The Pandemic of Fake Psychiatric Diagnoses, by Peter C. Gøtzsche

For every fake psychiatric diagnosis there is a drug, profitable to both its manufacturer and the doctor that prescribes it. From Peter C. Gøtzsche at brownstone.org:

On 12 September, UK child and adolescent psychiatrist Sami Timimi published “When mental-health diagnoses become brands, the real drivers of our psychic pain are hidden” in the Globe and Mail, a Canadian newspaper.

In his superb article, Sami carefully explains how he arrives at his painful conclusion:

You see there is a truth that we (in the mental-health business) hope no one will notice – we literally don’t know what we are talking about when it comes to mental health.

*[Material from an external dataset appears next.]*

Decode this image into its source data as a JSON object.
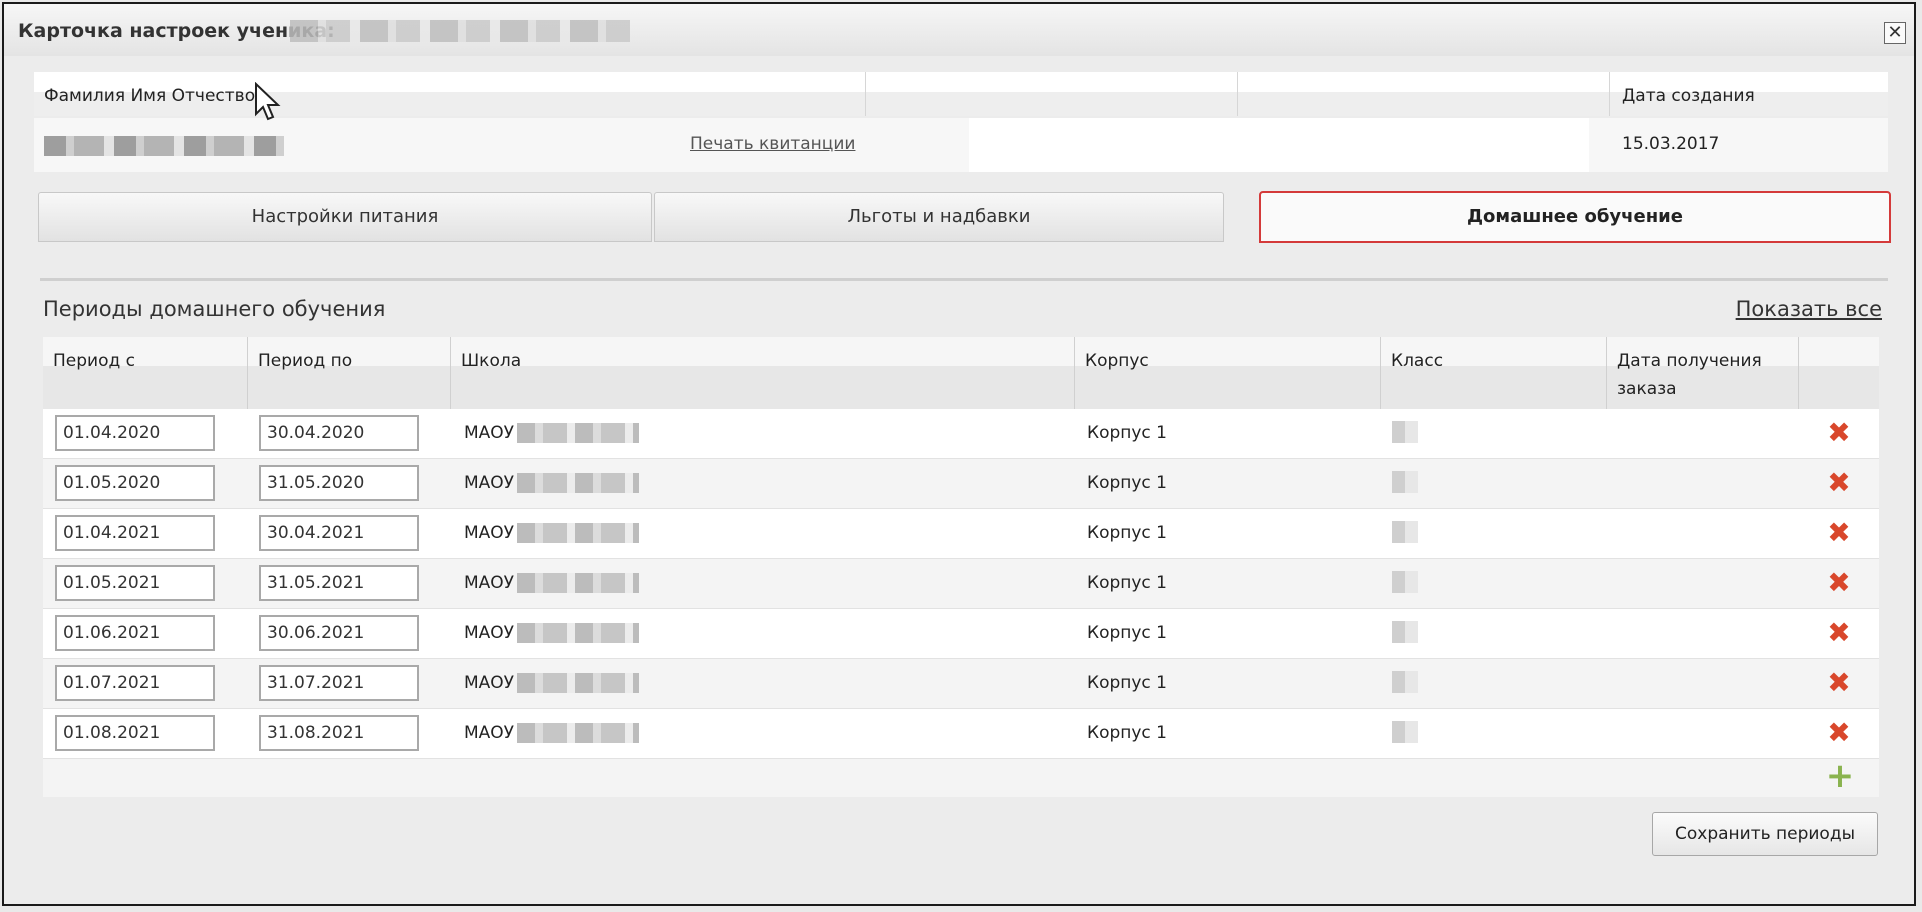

An obvious problem is that all definitions of psychiatric disorders are subjective. They are not objective facts such as a broken bone is. This means they can be expanded in a myriad of ways to capture a kaleidoscope of distress, alienation, and dissatisfaction, and that psychiatric diagnoses are consumer brands, not medical diseases. 

In medicine, a diagnosis is aimed at determining which disease explains a person’s symptoms and signs, which enables effective matching of a treatment to address specific disease processes. 

This is not the case in psychiatry. And all psychiatric drugs have nonspecific effects that are not directed against some cause of a disease. Their effects are similar to those of alcohol, narcotics, and other brain-active substances. 

But, as Sami explains, increasingly, youngsters are getting diagnosed with ADHD, trauma, depression, anxiety, PTSD, autism, and often several such diagnoses. Their conversations may address gender identity, neurodiversity, and “having” a mental health disorder such as ADHD.